As we glance down the debit side of the day’s ledger, we should carefully examine our motives in each thought or act that appears to be wrong. In most cases our motives won’t be hard to see and understand. When prideful, angry, jealous, anxious, or fearful, we acted accordingly, and that was that. Here we need only recognize that we did act or think badly, try to visualize how we might have done better, and resolve with God’s help to carry these lessons over into tomorrow, make, of course, any amends still neglected.
I had another angry morning at work, and this happens way too often. I absolutely knew in the beginning, middle and at the end of it that I was angry, that I was wrong to be angry, and that I needed to get over my anger. I didn’t express it, because to do so would be to “let them see me sweat.”
My motive in that situation is often that my power and control is questioned or threatened. Should I be the director? Well, yes, that is my job. I am supposed to direct.

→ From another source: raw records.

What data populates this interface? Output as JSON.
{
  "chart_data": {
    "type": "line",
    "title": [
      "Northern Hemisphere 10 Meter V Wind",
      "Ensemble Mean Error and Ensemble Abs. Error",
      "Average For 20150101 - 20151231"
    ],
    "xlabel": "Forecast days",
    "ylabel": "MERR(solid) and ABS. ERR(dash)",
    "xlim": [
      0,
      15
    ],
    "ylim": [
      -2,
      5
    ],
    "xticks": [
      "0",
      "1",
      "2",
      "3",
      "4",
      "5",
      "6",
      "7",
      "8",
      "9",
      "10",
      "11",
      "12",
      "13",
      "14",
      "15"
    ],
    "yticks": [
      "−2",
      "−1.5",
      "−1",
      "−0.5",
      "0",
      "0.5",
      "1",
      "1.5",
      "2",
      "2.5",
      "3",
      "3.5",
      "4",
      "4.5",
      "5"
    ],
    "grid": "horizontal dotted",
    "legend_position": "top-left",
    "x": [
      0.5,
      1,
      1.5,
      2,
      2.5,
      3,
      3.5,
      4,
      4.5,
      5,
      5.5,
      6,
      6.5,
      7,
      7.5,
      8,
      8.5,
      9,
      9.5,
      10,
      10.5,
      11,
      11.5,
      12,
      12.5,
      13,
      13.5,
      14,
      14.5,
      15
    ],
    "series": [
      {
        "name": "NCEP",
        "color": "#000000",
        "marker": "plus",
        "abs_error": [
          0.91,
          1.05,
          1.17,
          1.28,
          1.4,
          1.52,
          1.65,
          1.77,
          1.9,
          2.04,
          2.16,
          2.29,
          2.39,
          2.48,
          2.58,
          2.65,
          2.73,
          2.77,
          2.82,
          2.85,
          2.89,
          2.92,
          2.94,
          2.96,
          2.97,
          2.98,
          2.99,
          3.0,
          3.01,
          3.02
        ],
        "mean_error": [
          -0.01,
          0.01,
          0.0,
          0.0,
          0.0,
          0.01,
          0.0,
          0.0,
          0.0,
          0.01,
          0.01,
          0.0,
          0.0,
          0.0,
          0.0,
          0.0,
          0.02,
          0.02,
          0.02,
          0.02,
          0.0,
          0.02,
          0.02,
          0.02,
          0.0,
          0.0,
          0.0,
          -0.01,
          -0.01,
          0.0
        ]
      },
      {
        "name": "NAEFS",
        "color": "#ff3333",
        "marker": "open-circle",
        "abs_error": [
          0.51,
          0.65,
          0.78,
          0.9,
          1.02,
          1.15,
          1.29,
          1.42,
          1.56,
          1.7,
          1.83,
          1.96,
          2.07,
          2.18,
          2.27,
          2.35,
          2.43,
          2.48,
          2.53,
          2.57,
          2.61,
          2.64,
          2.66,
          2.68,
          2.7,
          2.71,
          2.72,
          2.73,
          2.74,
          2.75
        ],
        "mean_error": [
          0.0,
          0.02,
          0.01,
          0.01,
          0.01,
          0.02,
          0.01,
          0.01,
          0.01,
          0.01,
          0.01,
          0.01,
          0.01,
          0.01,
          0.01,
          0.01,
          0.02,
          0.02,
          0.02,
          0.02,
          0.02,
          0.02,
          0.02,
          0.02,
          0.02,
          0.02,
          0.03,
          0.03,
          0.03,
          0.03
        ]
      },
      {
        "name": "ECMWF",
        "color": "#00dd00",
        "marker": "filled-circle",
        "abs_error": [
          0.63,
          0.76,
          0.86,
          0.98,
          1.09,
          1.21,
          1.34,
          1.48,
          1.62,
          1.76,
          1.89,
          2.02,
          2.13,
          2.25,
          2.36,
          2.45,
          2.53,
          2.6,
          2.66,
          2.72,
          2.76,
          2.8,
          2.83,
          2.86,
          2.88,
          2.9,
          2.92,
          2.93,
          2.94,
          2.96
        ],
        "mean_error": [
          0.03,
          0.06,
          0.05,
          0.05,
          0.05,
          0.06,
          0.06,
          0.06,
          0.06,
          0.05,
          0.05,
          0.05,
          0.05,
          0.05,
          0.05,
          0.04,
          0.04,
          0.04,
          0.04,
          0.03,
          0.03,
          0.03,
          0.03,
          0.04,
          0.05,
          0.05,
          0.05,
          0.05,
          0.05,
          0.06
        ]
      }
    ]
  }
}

My direction is pretty well guaranteed to make at least one person, probably more, unhappy every single day that I do it. I take that unhappiness too hard. I know that I deal with the hassle, the job and the unhappiness because it is for the greater good.
I really don’t do a daily inventory, formal or informal, I more try to define it in the moment. Either way, considering “each thought or act that appears to be wrong” seems like an impossibly tall order.
Trying to visualize how I might have done better is also difficult. I try to call to mind someone who did my job or my type of job very well, and I wonder how that person would have reacted to what I’m going through. The person I’m left thinking about was really only my second supervisor in the string of six, and although she did most things very very well, there were employees who didn’t like her either, and who reacted badly to her direction each and every day.